Summer Olympics, 1936, and the Long Island University Basketball Team

 

 

 

  1. Olympian: a participant in Olympic Games
  2. Olympian: a being of superior attainments
    Webster’s Third New International
    Dictionary

                                                                  

            Not all the Olympians competed in the 1936 Summer Olympic Games. In fact, some of the best of them boycotted the Games.

 

            Long Island University--less than ten years old with fewer than 200 students occupying space in downtown Brooklyn office buildings and sharing a cramped gymnasium with its pharmacy school--had a peerless basketball team.  The Blackbirds had won 33 straight games over a two-year period under Coach Clair Bee, known for his innovations and expertise as “Mr.

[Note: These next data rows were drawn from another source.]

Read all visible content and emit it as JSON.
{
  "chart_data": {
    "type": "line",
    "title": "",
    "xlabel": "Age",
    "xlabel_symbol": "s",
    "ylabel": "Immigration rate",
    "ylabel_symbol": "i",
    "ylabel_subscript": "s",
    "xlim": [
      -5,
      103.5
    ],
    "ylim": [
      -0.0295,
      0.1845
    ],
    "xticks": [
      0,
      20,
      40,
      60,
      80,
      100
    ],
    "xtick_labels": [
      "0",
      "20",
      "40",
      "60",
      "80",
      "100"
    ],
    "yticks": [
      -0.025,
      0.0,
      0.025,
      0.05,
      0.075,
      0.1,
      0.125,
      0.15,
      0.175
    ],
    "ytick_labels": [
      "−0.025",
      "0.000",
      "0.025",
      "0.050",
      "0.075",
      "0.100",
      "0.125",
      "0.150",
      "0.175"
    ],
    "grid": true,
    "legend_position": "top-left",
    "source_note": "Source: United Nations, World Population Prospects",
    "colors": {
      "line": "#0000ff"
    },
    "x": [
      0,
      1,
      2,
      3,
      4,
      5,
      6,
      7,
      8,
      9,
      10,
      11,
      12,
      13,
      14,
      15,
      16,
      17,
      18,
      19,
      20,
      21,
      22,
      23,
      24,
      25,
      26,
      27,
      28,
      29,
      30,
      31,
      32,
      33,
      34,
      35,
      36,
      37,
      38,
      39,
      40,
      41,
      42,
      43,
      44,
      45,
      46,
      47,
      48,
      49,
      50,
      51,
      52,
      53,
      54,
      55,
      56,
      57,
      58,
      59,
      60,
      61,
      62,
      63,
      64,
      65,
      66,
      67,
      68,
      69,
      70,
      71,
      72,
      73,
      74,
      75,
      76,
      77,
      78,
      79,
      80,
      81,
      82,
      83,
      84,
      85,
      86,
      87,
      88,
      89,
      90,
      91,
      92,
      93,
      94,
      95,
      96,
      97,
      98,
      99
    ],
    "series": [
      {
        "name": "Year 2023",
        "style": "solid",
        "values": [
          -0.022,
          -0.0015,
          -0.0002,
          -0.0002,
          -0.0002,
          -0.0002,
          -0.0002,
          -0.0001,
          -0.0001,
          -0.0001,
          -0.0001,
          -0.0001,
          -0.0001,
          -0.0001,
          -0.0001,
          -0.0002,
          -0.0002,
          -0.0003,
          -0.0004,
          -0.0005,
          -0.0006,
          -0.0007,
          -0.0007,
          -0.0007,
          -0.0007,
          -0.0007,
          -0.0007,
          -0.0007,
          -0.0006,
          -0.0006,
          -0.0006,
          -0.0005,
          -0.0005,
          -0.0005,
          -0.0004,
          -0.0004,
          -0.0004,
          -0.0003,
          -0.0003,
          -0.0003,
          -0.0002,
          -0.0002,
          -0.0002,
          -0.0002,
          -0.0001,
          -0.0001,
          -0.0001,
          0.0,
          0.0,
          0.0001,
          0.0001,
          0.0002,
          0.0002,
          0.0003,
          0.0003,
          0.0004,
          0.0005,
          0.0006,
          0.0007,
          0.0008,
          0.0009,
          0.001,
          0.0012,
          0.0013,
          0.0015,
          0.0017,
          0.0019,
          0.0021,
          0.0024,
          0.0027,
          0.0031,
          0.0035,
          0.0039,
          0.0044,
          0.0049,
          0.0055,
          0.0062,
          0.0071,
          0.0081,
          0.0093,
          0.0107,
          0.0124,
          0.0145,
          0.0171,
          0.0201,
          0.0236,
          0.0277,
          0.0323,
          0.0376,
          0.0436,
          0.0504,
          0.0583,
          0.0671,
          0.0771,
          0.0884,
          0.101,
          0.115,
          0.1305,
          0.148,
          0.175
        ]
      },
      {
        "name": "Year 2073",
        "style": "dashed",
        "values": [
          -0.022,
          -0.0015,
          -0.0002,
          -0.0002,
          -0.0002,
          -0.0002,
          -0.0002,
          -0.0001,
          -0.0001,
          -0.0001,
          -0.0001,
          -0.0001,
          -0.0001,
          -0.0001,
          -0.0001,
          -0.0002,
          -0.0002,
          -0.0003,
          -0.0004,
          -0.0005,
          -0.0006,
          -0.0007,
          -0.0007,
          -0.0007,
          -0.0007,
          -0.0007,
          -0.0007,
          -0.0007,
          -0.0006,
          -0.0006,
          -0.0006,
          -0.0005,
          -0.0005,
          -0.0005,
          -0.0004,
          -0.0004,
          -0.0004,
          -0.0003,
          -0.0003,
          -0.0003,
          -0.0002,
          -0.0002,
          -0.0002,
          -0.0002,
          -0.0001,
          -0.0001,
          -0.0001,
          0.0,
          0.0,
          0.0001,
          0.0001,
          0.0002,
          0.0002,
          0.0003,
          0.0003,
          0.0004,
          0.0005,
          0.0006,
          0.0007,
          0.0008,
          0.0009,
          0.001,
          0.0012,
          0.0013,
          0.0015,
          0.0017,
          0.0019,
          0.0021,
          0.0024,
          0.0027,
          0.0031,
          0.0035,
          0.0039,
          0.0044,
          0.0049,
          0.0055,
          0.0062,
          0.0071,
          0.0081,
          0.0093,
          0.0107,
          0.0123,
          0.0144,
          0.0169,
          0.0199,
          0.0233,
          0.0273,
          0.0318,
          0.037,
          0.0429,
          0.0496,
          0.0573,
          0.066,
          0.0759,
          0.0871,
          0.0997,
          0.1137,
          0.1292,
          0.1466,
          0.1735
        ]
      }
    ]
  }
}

Basketball.”  The team was tops in the NCAA Division I and considered sure invitees to the 1936 Olympic Games and more than probable medalists. 

 

            But those Summer Games were to be held in Berlin where Adolph Hitler had come to power as chancellor and his Nazi party had turned Germany into a dictatorship.  By 1936, Jews, gypsies and all those considered “enemies of the state” were being disenfranchised and persecuted. The Nazi policy of Aryan superiority controlled every area of German life. 

 

            A handful of countries, including the United States, debated whether to go to Berlin. Finally, the U.S. Olympic Committee decided on participation.  Their reason: sports and politics should be separated. (Ironically, Germany was using sports to further its politics.) 

 

An Olympic committee, however, could not speak for a certain university team in the heart of Brooklyn. Long Island University’s winning basketball players met in Coach Clair Bee’s office to vote on whether to participate. Jewish, Protestant, Catholic, they deserve to be mentioned by name: Ben Kramer, Jules Bender, Leo Merson, Marius Russo, Arthur Hillhouse, William Schwartz, Kenneth Norton, Harry Grant.  As a team, they had all the ability and fighting spirit to capture the Gold but they decided if one team mate voted to boycott, all would boycott.  Olympic glory was tantalizingly within reach but, the situation and decision was so important, if one man’s conscience told him he couldn’t see fit to attend, the whole team would not go.  In the ensuing moments more than one man voted to boycott and the team united on that decision.  Coach Clair Bee stood beside his men and Dean Tristram Walker Metcalfe not only stood beside them but pointedly and proudly spoke for them.   He announced the Blackbirds “had decided not to compete because the university would not under any circumstances be represented in Olympic Games held in Germany.”  A number of other college teams declined the Olympic invitation but only Long Island University, with the words of Dean Metcalfe, specifically and fearlessly told the world why we declined.  The Olympics were “being held in Germany.” 

 

     Within three years Hitler had launched World War II, the Nazi forces had begun its course of destruction that ravaged Europe taking millions of lives and millions more in the Holocaust.   But for a shining, prescient moment in 1936 Long Island University’s basketball team took a stand against tyranny and came together in honor of conscience and respect for the best of human values.  Yes, the team from Brooklyn did win the Gold.